Systems thinking is also helpful in the same way as we saw for perspective-taking within Integral thought. As I wrote in that post:

This is relevant because individual Christians have a tendency to narrow in on one aspect of faith at the expense of the others. It’s common, for example, to find Christians who only care about spiritual experience; for them the sum total of their faith is their life of prayer and worship. Others might define their faith on questions of truth and error; for them to be Christian means to believe the correct things about God and the world. Still others see Christianity as primarily a cultural heritage, more or less synonymous with ‘Western civilization.’ And others, increasingly today, see Christianity as a platform for combating social and political injustice. An Integral, multi-perspectival approach recognizes that while all of these perspectives have important things to offer, they also miss out on a lot, and even slide into error if they become one-sided and are not integrated with the others.

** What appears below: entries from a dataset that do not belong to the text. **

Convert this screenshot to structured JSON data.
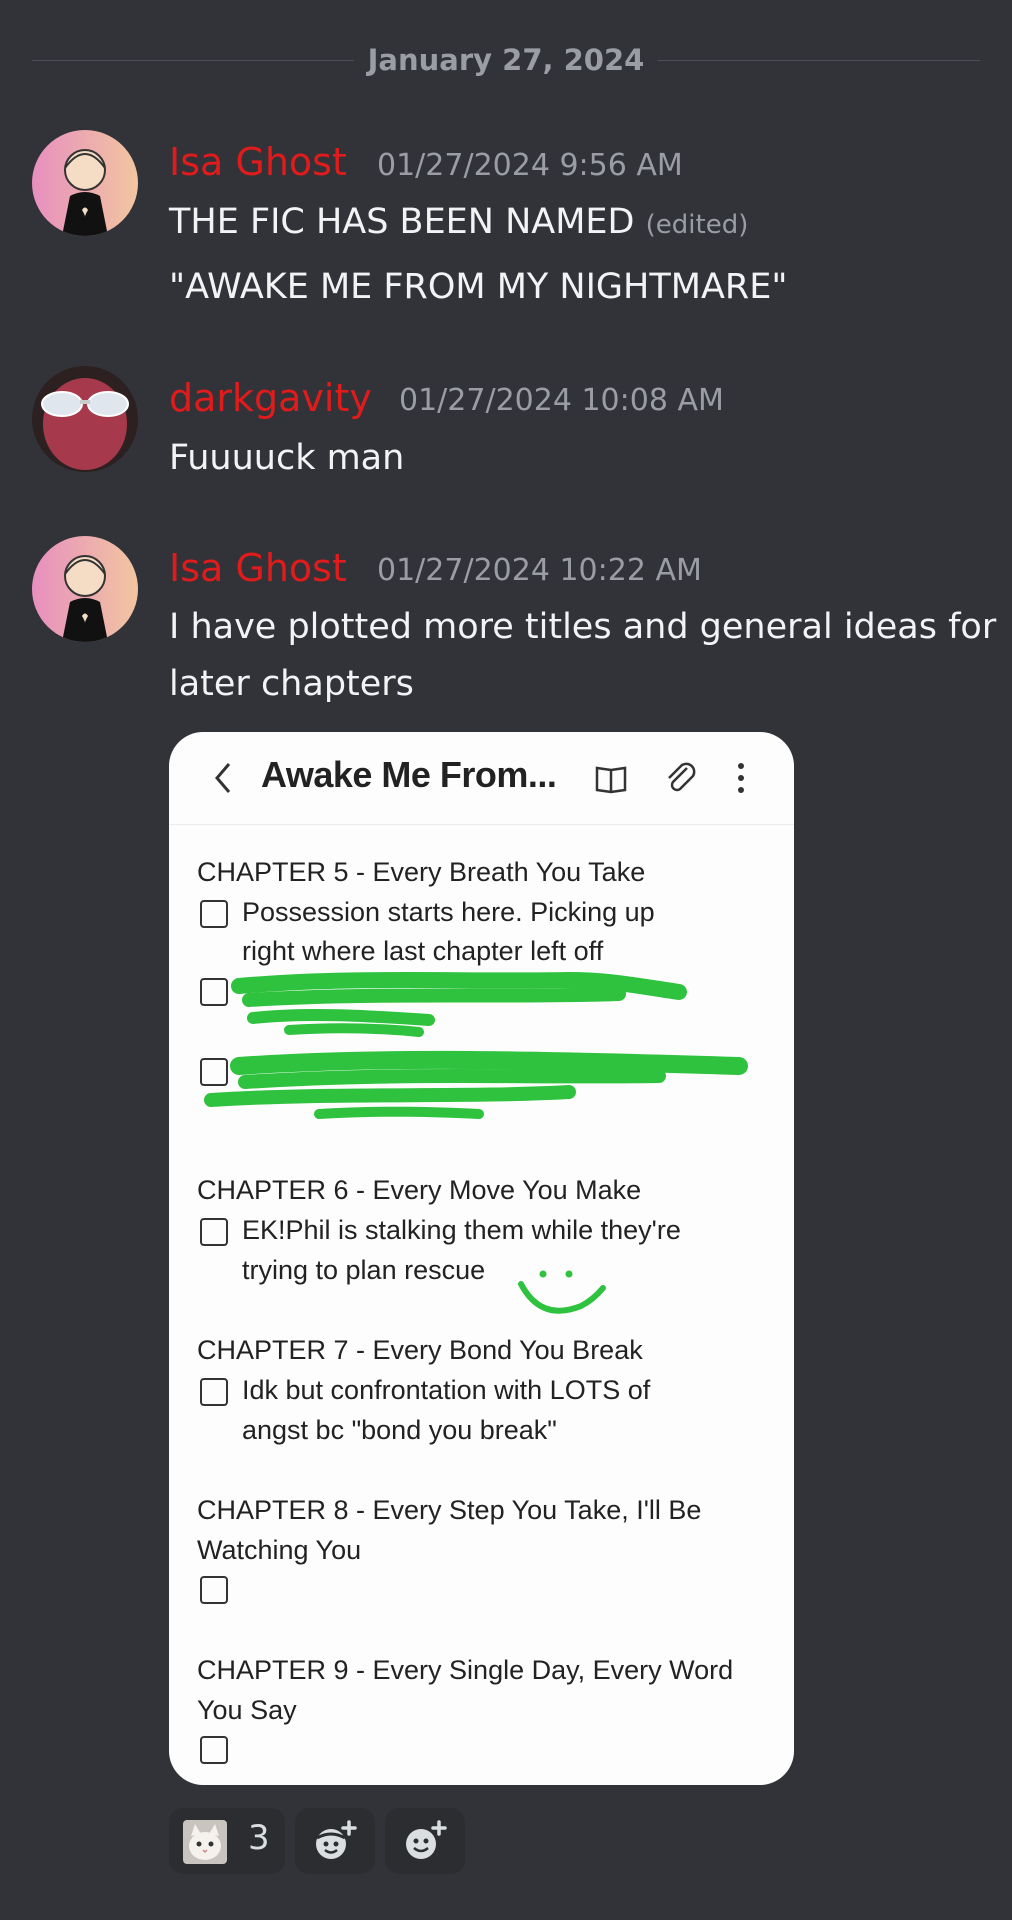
{
  "date_divider": "January 27, 2024",
  "messages": [
    {
      "author": "Isa Ghost",
      "timestamp": "01/27/2024 9:56 AM",
      "lines": [
        "THE FIC HAS BEEN NAMED",
        "\"AWAKE ME FROM MY NIGHTMARE\""
      ],
      "edited_label": "(edited)"
    },
    {
      "author": "darkgavity",
      "timestamp": "01/27/2024 10:08 AM",
      "lines": [
        "Fuuuuck man"
      ]
    },
    {
      "author": "Isa Ghost",
      "timestamp": "01/27/2024 10:22 AM",
      "lines": [
        "I have plotted more titles and general ideas for",
        "later chapters"
      ]
    }
  ],
  "attachment": {
    "note_title": "Awake Me From...",
    "chapters": [
      {
        "heading": "CHAPTER 5 - Every Breath You Take",
        "items": [
          "Possession starts here. Picking up",
          "right where last chapter left off"
        ]
      },
      {
        "heading": "CHAPTER 6 - Every Move You Make",
        "items": [
          "EK!Phil is stalking them while they're",
          "trying to plan rescue"
        ]
      },
      {
        "heading": "CHAPTER 7 - Every Bond You Break",
        "items": [
          "Idk but confrontation with LOTS of",
          "angst bc \"bond you break\""
        ]
      },
      {
        "heading_lines": [
          "CHAPTER 8 - Every Step You Take, I'll Be",
          "Watching You"
        ]
      },
      {
        "heading_lines": [
          "CHAPTER 9 - Every Single Day, Every Word",
          "You Say"
        ]
      }
    ]
  },
  "reactions": [
    {
      "emoji": "cat-emoji",
      "count": "3"
    },
    {
      "emoji": "add-reaction-icon"
    },
    {
      "emoji": "add-super-reaction-icon"
    }
  ],
  "colors": {
    "background": "#313338",
    "username": "#e01b1b",
    "timestamp": "#9a9da4",
    "scribble": "#2ec23e"
  }
}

Whereas perspective-taking opens our eyes to the variety of different components of our spirituality, systems thinking helps us also to think about the way each of these components relates and interacts with the others. If, for example, a focus on prayer makes us less active in the community or if our focus on personal salvation makes us less concerned with issues of justice within society, then our system is out of whack, fighting against itself. And, as Jesus pointed out, “No house divided against itself can stand” (Matthew 12.25). If we want to build a life of faith and communities of faith that are built to last, we need to take any negative feedback loops seriously, and make sure some components aren’t interfering with the functioning of others.

This has been a long post, but I hope it’s given us all some additional perspectives and questions through which we can better understand how our spiritual and community lives work, and thereby, be able to act to make them work better, stronger, and more resiliently.